Moreira’s case is slightly different, no one can remember/confirm if he weighed in downstairs or not. The only saving grace is the fact he physically couldn’t have weighed in light. Savvy Nine had an allocated weight of 114 pounds and the Brazilian claimed one over, weighing out at 115 pounds.
So to be clear, there is nothing nefarious about the sequence of events but it is not a good look. Both jockeys can consider themselves lucky to have escaped with reprimands (one of their rivals believes they should have faced far sterner punishments) and were “reminded of the importance to ensure that they utilise the correct scale”.
“It was a collective of these little things that led to a less than ideal situation,” Kelly said.
“But I would like to reiterate – the only reason a person would not weigh in is because they are light. It is simply impossible for [Moreira] to weigh in light.
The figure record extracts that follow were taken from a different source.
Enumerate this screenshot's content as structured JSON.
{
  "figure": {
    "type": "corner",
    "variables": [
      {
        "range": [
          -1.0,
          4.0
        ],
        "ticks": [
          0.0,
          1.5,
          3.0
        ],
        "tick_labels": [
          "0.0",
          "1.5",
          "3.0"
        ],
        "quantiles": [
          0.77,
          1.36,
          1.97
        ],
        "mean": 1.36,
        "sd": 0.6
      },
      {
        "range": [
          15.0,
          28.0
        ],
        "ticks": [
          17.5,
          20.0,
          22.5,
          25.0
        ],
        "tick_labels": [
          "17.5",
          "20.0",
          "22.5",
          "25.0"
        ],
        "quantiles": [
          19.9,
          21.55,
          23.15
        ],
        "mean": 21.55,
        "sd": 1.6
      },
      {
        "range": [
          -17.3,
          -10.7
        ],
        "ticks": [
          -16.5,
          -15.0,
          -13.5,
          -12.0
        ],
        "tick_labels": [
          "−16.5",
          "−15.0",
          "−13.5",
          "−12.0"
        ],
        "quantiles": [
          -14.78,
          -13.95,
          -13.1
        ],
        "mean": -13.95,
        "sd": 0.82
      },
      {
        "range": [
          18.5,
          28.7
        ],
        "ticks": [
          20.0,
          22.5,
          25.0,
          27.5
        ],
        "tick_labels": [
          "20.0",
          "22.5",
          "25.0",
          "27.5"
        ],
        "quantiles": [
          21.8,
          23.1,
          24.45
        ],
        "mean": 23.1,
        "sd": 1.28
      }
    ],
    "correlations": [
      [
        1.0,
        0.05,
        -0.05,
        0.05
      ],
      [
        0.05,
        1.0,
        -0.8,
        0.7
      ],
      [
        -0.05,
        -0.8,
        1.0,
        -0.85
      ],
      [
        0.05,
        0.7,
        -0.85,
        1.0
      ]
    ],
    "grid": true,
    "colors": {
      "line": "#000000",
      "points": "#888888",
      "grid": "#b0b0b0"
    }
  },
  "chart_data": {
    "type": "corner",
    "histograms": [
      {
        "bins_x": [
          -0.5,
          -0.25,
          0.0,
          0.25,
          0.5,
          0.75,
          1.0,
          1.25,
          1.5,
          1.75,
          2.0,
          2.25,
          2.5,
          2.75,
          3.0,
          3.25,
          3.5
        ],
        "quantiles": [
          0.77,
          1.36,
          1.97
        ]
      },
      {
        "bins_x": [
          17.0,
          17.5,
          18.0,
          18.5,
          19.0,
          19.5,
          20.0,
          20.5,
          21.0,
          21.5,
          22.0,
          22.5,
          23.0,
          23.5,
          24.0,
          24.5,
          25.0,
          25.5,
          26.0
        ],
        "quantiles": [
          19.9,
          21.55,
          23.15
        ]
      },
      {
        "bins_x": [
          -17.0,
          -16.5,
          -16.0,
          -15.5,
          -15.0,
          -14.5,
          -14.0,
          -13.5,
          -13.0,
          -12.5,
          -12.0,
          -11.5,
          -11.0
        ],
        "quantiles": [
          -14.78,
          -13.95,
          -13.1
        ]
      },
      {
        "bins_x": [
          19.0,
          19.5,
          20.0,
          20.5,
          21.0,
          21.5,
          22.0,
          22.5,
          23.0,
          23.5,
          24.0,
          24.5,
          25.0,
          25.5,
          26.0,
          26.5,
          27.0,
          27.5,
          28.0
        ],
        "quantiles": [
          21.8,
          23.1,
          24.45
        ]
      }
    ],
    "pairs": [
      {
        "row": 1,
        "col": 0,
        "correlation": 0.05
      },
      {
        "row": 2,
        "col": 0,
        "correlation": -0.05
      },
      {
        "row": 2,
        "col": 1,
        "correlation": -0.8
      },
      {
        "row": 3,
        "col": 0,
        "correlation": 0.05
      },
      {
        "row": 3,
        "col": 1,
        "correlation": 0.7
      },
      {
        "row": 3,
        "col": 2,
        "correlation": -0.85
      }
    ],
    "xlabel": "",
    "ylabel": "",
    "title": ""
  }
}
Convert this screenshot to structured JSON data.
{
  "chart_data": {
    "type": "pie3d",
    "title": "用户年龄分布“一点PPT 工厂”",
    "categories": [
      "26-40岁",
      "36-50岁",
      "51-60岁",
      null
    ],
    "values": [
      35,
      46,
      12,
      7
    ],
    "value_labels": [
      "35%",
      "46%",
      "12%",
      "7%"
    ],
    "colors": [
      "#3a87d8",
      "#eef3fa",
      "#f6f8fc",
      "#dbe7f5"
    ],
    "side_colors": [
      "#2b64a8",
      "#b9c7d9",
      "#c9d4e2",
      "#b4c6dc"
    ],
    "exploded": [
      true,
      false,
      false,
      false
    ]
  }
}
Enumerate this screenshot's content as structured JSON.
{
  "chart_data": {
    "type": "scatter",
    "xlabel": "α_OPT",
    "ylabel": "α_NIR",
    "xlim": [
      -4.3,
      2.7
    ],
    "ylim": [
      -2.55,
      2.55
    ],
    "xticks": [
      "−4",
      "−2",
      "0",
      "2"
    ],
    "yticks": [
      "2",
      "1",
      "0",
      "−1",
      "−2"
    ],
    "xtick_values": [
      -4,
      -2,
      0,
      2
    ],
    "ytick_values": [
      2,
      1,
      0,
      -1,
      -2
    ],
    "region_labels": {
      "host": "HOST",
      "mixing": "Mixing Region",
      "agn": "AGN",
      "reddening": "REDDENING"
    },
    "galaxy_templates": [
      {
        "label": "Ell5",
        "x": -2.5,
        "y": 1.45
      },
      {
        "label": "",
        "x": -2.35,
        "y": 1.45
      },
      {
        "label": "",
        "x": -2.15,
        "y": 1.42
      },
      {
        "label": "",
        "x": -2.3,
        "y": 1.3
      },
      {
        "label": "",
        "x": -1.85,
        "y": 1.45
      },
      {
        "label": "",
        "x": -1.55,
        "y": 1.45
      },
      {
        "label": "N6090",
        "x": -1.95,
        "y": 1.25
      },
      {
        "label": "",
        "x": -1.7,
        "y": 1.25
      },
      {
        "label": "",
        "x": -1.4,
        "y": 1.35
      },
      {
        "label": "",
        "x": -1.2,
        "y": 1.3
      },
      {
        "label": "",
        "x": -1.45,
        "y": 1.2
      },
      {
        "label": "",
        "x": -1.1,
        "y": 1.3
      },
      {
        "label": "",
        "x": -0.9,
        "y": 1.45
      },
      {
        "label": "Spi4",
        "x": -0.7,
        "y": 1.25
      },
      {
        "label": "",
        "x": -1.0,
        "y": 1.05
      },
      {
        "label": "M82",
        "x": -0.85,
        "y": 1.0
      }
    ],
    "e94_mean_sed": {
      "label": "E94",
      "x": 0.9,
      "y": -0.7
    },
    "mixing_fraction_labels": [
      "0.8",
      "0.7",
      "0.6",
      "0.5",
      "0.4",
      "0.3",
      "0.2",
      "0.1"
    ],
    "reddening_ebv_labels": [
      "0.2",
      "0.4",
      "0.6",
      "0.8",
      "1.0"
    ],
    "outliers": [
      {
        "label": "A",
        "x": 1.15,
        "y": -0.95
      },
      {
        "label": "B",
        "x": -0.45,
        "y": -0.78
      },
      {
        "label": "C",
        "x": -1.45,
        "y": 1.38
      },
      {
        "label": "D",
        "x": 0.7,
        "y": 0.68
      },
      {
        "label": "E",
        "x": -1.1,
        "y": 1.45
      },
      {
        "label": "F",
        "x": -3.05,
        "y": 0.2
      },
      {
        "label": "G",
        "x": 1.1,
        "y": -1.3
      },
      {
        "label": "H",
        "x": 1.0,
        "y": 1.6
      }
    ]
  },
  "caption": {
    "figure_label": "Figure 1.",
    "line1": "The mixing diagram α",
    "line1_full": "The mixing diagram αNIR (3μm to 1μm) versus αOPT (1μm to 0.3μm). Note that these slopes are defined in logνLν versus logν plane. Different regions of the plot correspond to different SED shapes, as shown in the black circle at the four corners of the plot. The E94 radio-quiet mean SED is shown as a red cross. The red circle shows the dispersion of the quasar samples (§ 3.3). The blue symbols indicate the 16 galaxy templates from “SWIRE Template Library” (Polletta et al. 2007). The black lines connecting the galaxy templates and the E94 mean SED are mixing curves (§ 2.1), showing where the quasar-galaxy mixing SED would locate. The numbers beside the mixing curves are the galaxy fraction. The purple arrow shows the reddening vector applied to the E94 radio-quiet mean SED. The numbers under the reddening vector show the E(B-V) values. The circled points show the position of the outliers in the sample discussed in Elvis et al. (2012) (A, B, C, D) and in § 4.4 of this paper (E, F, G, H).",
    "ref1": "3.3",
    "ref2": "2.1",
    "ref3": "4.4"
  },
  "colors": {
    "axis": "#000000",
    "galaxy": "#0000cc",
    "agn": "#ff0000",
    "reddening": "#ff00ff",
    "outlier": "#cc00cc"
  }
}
If he was overweight, he would have copped a fine.
“He is a professional jockey who has ridden here for whatever number of years and has never failed to comply with weighing in. We were mindful of the fact that there was no likely reason for not weighing in.
“We considered all the circumstances and the unfortunate events that led up to it. It was a tricky situation.”
There was no video camera above the downstairs scale, which only added to the confusion.
“It is about the only area on the racecourse that doesn’t have CCTV,” Kelly said. “We have it upstairs but not downstairs and that’s a matter that we will give some consideration to in the coming days.
“For the time being, the downstairs scale has been taken out of commission, so they’re all going to weigh in upstairs. That’s been made a lot easier that due to the current virus restrictions, there are fewer people in the weighing room.
“We’re already weighing in all the riders at Happy Valley in the one area and now we’ve just adapted that to Sha Tin as well as a result of what happened [on Sunday].”
The margins – there was more than a length between every horse at the finish – help soothe any lingering concerns from officials, while Sunday was the hottest day of the year and with the Magic Man having to lose six pounds to make his weights, it could be understood if he wasn’t thinking as clearly as normal. Similarly, if Teetan was on the receiving end of a spray, he clearly would have been distracted.
That being said, this sort of thing simply shouldn’t occur. Riders should know their responsibilities about where to weigh in and Jockey Club officials need to stay in their positions until everything is sorted.
“It doesn’t matter how long you do something for, you’ll see everything. I’ve been here 18 years and we’ve never had a situation like that,” Kelly said. “No doubt, it’s not a good situation and we’ve put measures in place to make sure it can’t happen again.”